[Pigging by Wilfrid: December 14, 2009]
An appropriate season to review this recently opened wine bar as ardesia (or ardisia) crenata is also known as "Christmas berry."
It says here, anyway - I know nothing of plants and flowers.
But Ardesia brings seasonal cheer at least, to residents of the modernist Archstone Clinton apartment complex, the first floor of which it occupies, or to anyone else prepared to make the journey west. And it is a trek: you thought Casellula, the cheese-and-wine bar the other side of Ninth Avenue was a block too far, well Ardesia is on the same street and you just keep walking, across Tenth and onto a block which looks like it has no dining options at all. Watch out for the sign.
Ardesia's space is duplex - slick, high-ceilinged, airy, with one of those dramatic "blacboards" currently the design rage - see DBGB - soaring up the right-hand wall. And yet, apartment building and all, the ambience was surprisingly homey the night I was there. A young couple dandled a well-behaved baby. Servers, not unduly busy, interacted with regulars. After the Theater District, it was all very peaceful.

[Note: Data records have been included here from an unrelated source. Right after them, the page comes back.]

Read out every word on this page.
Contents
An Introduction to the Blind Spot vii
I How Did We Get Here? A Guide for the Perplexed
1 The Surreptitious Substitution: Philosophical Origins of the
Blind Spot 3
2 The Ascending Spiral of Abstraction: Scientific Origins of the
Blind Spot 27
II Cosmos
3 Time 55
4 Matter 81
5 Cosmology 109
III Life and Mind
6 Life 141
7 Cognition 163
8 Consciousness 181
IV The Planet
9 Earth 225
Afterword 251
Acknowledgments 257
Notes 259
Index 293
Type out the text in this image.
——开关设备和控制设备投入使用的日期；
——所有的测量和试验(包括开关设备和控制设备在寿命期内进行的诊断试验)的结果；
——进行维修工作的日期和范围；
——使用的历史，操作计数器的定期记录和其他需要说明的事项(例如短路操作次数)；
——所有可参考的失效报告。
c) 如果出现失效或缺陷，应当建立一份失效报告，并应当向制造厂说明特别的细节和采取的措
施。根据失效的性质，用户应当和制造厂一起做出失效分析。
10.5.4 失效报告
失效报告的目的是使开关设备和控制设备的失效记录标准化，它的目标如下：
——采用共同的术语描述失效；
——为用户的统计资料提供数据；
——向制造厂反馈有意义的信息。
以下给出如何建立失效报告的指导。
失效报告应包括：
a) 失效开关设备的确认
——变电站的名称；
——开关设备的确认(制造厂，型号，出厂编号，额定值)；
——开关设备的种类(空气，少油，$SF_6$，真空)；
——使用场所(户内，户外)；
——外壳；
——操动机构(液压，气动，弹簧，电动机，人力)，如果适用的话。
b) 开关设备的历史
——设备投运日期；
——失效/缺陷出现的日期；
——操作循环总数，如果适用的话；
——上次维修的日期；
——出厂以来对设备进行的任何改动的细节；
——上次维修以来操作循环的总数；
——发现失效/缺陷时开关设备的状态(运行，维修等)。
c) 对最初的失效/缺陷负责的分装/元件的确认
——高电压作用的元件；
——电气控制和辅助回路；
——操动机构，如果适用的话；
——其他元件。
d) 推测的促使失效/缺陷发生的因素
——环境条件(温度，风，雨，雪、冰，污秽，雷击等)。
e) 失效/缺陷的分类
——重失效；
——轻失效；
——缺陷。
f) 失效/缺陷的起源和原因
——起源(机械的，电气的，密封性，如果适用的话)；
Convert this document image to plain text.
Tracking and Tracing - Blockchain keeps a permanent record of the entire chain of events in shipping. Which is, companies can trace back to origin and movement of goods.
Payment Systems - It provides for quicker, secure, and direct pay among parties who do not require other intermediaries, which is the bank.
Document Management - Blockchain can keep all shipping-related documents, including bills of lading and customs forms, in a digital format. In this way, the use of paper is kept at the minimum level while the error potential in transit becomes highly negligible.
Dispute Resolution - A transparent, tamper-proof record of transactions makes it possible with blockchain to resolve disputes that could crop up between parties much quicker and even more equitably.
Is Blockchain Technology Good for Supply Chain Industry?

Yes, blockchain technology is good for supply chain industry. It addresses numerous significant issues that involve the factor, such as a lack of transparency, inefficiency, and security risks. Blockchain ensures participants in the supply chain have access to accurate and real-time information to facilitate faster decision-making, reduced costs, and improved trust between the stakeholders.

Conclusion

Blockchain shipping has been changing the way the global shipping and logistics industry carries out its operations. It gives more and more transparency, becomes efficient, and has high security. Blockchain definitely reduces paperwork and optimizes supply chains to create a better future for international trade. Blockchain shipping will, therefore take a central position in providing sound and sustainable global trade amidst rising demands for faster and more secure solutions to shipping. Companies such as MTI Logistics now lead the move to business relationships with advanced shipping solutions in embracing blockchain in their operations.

Mandy Oser, who has a Le Bernardin pedigree, has curated a genuinely eclectic and medium-priced wine-list - almost thirty by the glass, if I counted right, most around the $9-$10 mark - with some good beers available too. There are some nice bottles - Olga Raffault's "Les Picasses" '90 is gently marked up by local standards at $94. I started with cava, though, then a tart Riesling to accompany the first small plates from Amorette Casaus (out of El Quinto Pino) - goat milk ricotta crostini, advertised like just about everything on the menu as made in-house. Chef Casaus even makes "cocktail sausages," which I recall as tiny weiners served at weddings and funerals; hers look much better.
A party next to me was working its way through a board of cold cuts and cheeses, but I pursued the made dishes: quail egg toasts with house-cured pancetta, for example, which turned out to be a riff on eggs Benedict.
This was good gear, the eggs runny and the bacon crisp, a smooth hollandaise soaking and softening the supporting crispbreads.
The bar-tender was an enthusiast for his list, and encouraged me to taste around - I recall a tart Hungarian white and an appealing Saumur-Champigny which would work as well as any red with the egg dish. And of course, one has to try the pork belly wherever one goes (with a glass of Onix from the Priorat).
Surprisingly, and perhaps to the kitchen's credit, the star was not the meat. Oh the meat was perfectly fine in the usual fatty style, but the salad was knockout. I rarely find myself enquiring about salad dressing, but I did, and can report that the diced apples were dressed with grapeseed oil and a sherry vinaigrette. Really good.
I had saved the big gun on the glass list, the $18 La Rioja Alta 'Viña Ardanza' Reserva for the cheese course. Vintage 2000, but still young and big, this is a silky mouthful of wine. With it I chose the Green Hill from Sweet Grass Dairy, Georgia, a cheese in the style of a fresh Brie (there were six selections on the list). No dessert - ice-cream sanwiches or s'mores both a bit sweet for me - but a glass of Yalumba Muscat.
A relaxed, satisfying supper, and well worth the ten minute walk from Broadway hell. They do not need to work on the website though.